The Effect of Lateral Loading on Civil Structures

Most civil engineering structures undergo some form of lateral load during their useful life. The load caused by an earthquake, wind, or explosion mainly causes lateral displacement of the structure. The effect of the gravitational load acting through the lateral displacement of the structure is called the P - Δ effect. This effect can cause a vicious cycle on the structural system, as the effect of gravitational load increases with increasing lateral displacement and at the same time the lateral displacement is amplified due to the gravitational load acting on them.

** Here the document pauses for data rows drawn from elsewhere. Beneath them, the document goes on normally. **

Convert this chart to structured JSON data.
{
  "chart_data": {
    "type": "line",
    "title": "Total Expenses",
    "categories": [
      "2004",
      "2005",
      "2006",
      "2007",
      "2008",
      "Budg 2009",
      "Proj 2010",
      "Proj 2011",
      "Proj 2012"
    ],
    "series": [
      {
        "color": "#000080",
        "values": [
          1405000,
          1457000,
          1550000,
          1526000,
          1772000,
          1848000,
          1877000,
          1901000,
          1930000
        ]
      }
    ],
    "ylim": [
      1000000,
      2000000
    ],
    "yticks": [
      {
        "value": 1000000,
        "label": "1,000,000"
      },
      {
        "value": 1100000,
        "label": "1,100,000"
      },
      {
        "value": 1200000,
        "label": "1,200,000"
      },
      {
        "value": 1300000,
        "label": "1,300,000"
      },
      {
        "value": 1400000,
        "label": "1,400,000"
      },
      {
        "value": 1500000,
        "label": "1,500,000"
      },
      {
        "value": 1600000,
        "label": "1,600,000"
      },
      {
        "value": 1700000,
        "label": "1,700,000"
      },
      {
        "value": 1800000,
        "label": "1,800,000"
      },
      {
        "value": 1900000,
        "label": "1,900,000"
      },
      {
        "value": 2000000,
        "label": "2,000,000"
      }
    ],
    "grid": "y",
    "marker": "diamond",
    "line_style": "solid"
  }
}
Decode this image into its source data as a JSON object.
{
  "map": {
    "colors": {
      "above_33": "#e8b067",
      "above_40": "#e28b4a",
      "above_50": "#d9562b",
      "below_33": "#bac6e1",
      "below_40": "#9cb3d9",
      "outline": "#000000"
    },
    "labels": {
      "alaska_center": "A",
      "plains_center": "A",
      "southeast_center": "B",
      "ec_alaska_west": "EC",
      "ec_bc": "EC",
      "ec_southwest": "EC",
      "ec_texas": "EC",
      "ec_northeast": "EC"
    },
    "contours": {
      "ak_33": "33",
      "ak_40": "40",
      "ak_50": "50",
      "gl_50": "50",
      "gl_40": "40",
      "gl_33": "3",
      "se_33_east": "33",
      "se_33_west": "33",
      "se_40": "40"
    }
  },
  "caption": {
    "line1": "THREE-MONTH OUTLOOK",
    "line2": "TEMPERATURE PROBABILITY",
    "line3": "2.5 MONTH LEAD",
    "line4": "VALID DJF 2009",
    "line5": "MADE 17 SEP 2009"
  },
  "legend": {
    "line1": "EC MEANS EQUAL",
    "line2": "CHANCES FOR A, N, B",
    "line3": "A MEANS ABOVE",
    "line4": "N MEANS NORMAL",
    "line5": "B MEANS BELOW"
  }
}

P delta effect - As the lateral displacement increases, the effective lateral load increases and the seismic performance decreases. The P delta effect further increases the lateral displacement, increasing the requirements on the structural system. This effect means a sharp change in the ground shearing force, overturning moment, and axial force distribution. Therefore damage will occur earlier than similar systems without significant P-delta effect. This effect is very important because the RC structure is heavier than the steel structure.

In high-rise buildings, lateral loading becomes increasingly important parameter and it is thought that it will have an important influence on the overall planning and design of the building. Side stabilization systems are often located in the central center and caution must be carefully integrated into the structure. The main lateral load is usually due to seismic load or wind. In building stability assessment, two main criteria are used: drift and acceleration. Drift is the ratio at which the building deflects beyond its height. Secondly, the important parameter is usually drift in the middle layer (floor to floor), not the drift of the whole building. The acceleration of the building is a measure of the speed at which the drift occurs, and the acceptance criterion is based on the tolerance for human movement.

Under normal conditions, the building's walls, pillars, and beams receive mainly vertical compressive loads. However, lateral loads and shear loads are generated during the earthquake, and tension and twisting forces are generated in the structural elements. These forces cause large stresses in the corners of the building and various joints. A strong joint is important to construct a structure that can withstand the shear loads during the earthquake. Since the stress concentrates at the joint between the walls, all joints must be properly prepared and reinforced. The joint of concrete must also be compressed and secured properly in order to obtain optimum strength. In unreinforced masonry joints (mortar seams as found in brick buildings) it is especially important to fix between adjacent walls.